Le stockage numérique, par exemple, fraye avec la vanité, dans ses deux acceptions.
D’un côté, il est vain de croire que le Stockage Numérique Illimité Facile (SNIF) répond et répondra demain aux besoins de conservation et d’accès à l’information des utilisateurs. Les capacités de stockage et les moteurs de recherche font merveille mais c’est la pertinence, la qualité et la fiabilité des données qui est en cause, au moment de leur production et au cours du temps. Conserver n’a d’intérêt que pour les utilisateurs potentiels.

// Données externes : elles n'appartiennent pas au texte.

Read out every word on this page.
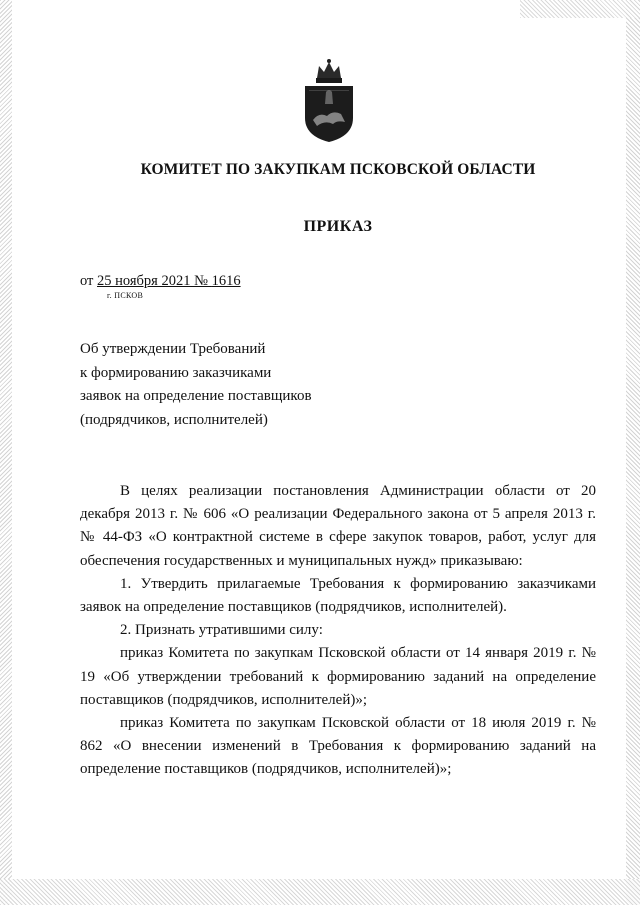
КОМИТЕТ ПО ЗАКУПКАМ ПСКОВСКОЙ ОБЛАСТИ
ПРИКАЗ
от 25 ноября 2021 № 1616
г. ПСКОВ
Об утверждении Требований
к формированию заказчиками
заявок на определение поставщиков
(подрядчиков, исполнителей)

В целях реализации постановления Администрации области от 20 декабря 2013 г. № 606 «О реализации Федерального закона от 5 апреля 2013 г. № 44-ФЗ «О контрактной системе в сфере закупок товаров, работ, услуг для обеспечения государственных и муниципальных нужд» приказываю:

1. Утвердить прилагаемые Требования к формированию заказчиками заявок на определение поставщиков (подрядчиков, исполнителей).

2. Признать утратившими силу:

приказ Комитета по закупкам Псковской области от 14 января 2019 г. № 19 «Об утверждении требований к формированию заданий на определение поставщиков (подрядчиков, исполнителей)»;

приказ Комитета по закупкам Псковской области от 18 июля 2019 г. № 862 «О внесении изменений в Требования к формированию заданий на определение поставщиков (подрядчиков, исполнителей)»;
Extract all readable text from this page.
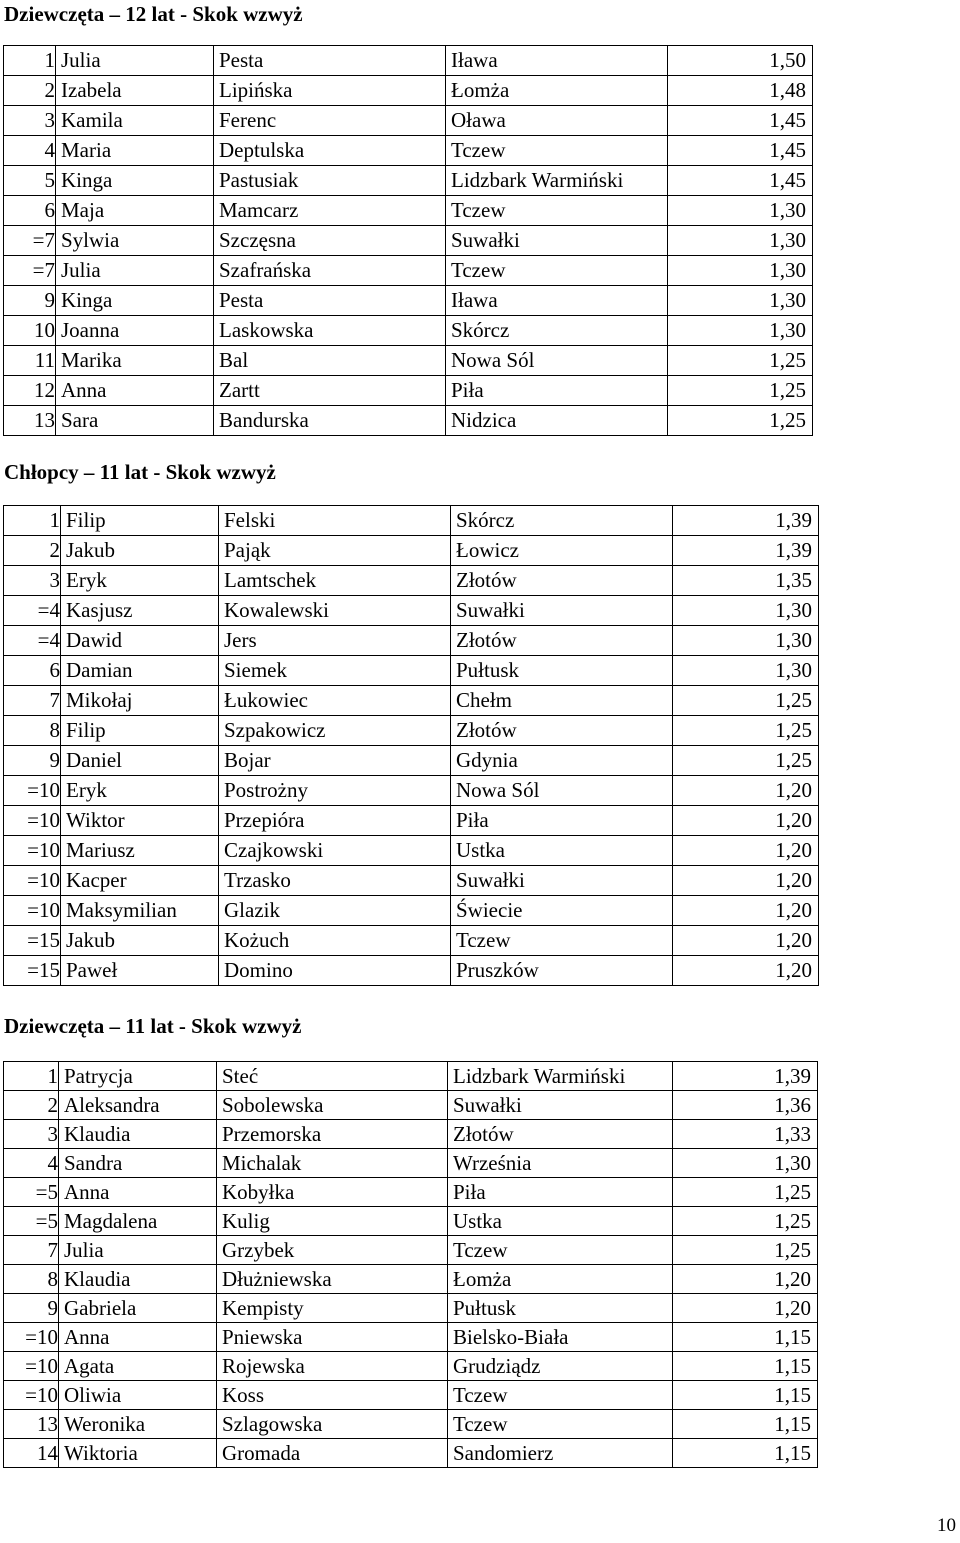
Dziewczęta – 12 lat - Skok wzwyż
1	Julia	Pesta	Iława	1,50
2	Izabela	Lipińska	Łomża	1,48
3	Kamila	Ferenc	Oława	1,45
4	Maria	Deptulska	Tczew	1,45
5	Kinga	Pastusiak	Lidzbark Warmiński	1,45
6	Maja	Mamcarz	Tczew	1,30
=7	Sylwia	Szczęsna	Suwałki	1,30
=7	Julia	Szafrańska	Tczew	1,30
9	Kinga	Pesta	Iława	1,30
10	Joanna	Laskowska	Skórcz	1,30
11	Marika	Bal	Nowa Sól	1,25
12	Anna	Zartt	Piła	1,25
13	Sara	Bandurska	Nidzica	1,25
Chłopcy – 11 lat - Skok wzwyż
1	Filip	Felski	Skórcz	1,39
2	Jakub	Pająk	Łowicz	1,39
3	Eryk	Lamtschek	Złotów	1,35
=4	Kasjusz	Kowalewski	Suwałki	1,30
=4	Dawid	Jers	Złotów	1,30
6	Damian	Siemek	Pułtusk	1,30
7	Mikołaj	Łukowiec	Chełm	1,25
8	Filip	Szpakowicz	Złotów	1,25
9	Daniel	Bojar	Gdynia	1,25
=10	Eryk	Postrożny	Nowa Sól	1,20
=10	Wiktor	Przepióra	Piła	1,20
=10	Mariusz	Czajkowski	Ustka	1,20
=10	Kacper	Trzasko	Suwałki	1,20
=10	Maksymilian	Glazik	Świecie	1,20
=15	Jakub	Kożuch	Tczew	1,20
=15	Paweł	Domino	Pruszków	1,20
Dziewczęta – 11 lat - Skok wzwyż
1	Patrycja	Steć	Lidzbark Warmiński	1,39
2	Aleksandra	Sobolewska	Suwałki	1,36
3	Klaudia	Przemorska	Złotów	1,33
4	Sandra	Michalak	Września	1,30
=5	Anna	Kobyłka	Piła	1,25
=5	Magdalena	Kulig	Ustka	1,25
7	Julia	Grzybek	Tczew	1,25
8	Klaudia	Dłużniewska	Łomża	1,20
9	Gabriela	Kempisty	Pułtusk	1,20
=10	Anna	Pniewska	Bielsko-Biała	1,15
=10	Agata	Rojewska	Grudziądz	1,15
=10	Oliwia	Koss	Tczew	1,15
13	Weronika	Szlagowska	Tczew	1,15
14	Wiktoria	Gromada	Sandomierz	1,15
10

Mettre dix fois plus de légumes de mauvaise qualité, non lavés, non épluchés et sans assaisonnement, dans un robot ménager top niveau n’a jamais produit de la bonne soupe !
De l’autre côté, il est vaniteux de faire croire que le Cloud computing est, dans l’absolu, un progrès technologique, économique et sociétal pour les individus et pour les entreprises ou les institutions. Le progrès technologique est indéniable ; qui songerait à l’ignorer ou à refuser les avantages de la sous-traitance aux prestataires spécialisés, notamment sur les aspects d’infrastructure et d’équipements ? Mais la technologie n’a de sens que relativement au progrès économique et social.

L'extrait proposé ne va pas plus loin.